Delhi Metro revises fares, travel set to get costlier

THE ASIAN AGE.
Published : May 9, 2017, 12:57 am IST
Updated : May 9, 2017, 7:03 am IST

This was the fourth time the fares have been revised since the Metro started rolling in 2002 — the last revision was in 2009.

The hike was announced by the DMRC after a board meeting on Monday. The latest revision brings the Delhi Metro’s fare on par with Chennai and Bengaluru. (Representational image)
 The hike was announced by the DMRC after a board meeting on Monday. The latest revision brings the Delhi Metro’s fare on par with Chennai and Bengaluru. (Representational image)

New Delhi: Commuting in the Delhi Metro is set to get costlier from Wednesday with the Delhi Metro Rail Corporation (DMRC) announcing a hike of up to 66 per cent. With the fare revision, which has taken place after a gap of eight years, the minimum ticket price has been hiked from Rs 8 to Rs 10, while the maximum fare will be Rs 50, instead of Rs 30.

The new fare structure also cuts down the existing 15 slabs to six. A second fare revision will take place on October 1 and the maximum ticket price will go to Rs 60.

The hike was announced by the DMRC after a board meeting on Monday. The latest revision brings the Delhi Metro’s fare on par with Chennai and Bengaluru. To put things in perspective, a 12-15 km journey, which costs Rs 18 at present, will cost Rs 30 Wedn-esday onwards and Rs 40 from October 1. The existing 10 per cent discount for smartcard holders will continue. Plus, to cut down on overcrowding, a 10 per cent extra discount will also be offered during non-peak hours, which would be 6 to 8 am, noon to 5 pm and 9 pm onwards. Smart card holders who exit during these hours will get the additional discount. On Sundays and national holidays, the slabs will be lower — the maximum fare will be Rs 40.

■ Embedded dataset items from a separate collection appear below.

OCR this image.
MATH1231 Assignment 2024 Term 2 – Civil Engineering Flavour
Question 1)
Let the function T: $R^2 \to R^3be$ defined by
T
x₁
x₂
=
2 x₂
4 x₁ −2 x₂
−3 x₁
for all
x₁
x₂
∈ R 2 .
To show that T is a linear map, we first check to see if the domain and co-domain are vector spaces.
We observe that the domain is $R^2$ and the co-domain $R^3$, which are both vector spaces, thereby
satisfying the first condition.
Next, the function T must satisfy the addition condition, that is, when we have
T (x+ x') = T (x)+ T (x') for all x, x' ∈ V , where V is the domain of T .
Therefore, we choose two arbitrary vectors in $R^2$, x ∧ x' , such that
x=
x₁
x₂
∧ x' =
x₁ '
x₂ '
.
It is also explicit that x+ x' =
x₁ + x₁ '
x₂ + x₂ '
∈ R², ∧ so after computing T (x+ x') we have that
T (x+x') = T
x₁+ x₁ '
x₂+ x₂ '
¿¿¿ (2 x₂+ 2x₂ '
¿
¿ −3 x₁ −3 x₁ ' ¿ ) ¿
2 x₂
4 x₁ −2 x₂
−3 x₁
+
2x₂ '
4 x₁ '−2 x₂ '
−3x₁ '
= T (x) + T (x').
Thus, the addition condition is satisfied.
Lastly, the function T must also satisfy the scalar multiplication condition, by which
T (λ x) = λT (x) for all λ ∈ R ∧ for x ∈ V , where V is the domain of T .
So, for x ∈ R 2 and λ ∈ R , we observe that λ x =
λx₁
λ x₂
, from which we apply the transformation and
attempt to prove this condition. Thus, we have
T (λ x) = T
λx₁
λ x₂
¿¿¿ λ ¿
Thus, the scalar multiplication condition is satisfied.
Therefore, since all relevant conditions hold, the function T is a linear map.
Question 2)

This was the fourth time the fares have been revised since the Metro started rolling in 2002 — the last revision was in 2009. The decision to review fare came after repeated requests from the DMRC citing high overhead costs, including electricity.

While the Metro has become Delhi’s favourite mode of travel since its inception in 2002, with footfall of around 3 million a day, the urban development ministry had told Parliament that the DMRC suffered a net loss of Rs 708.5 crore in 2015-2016.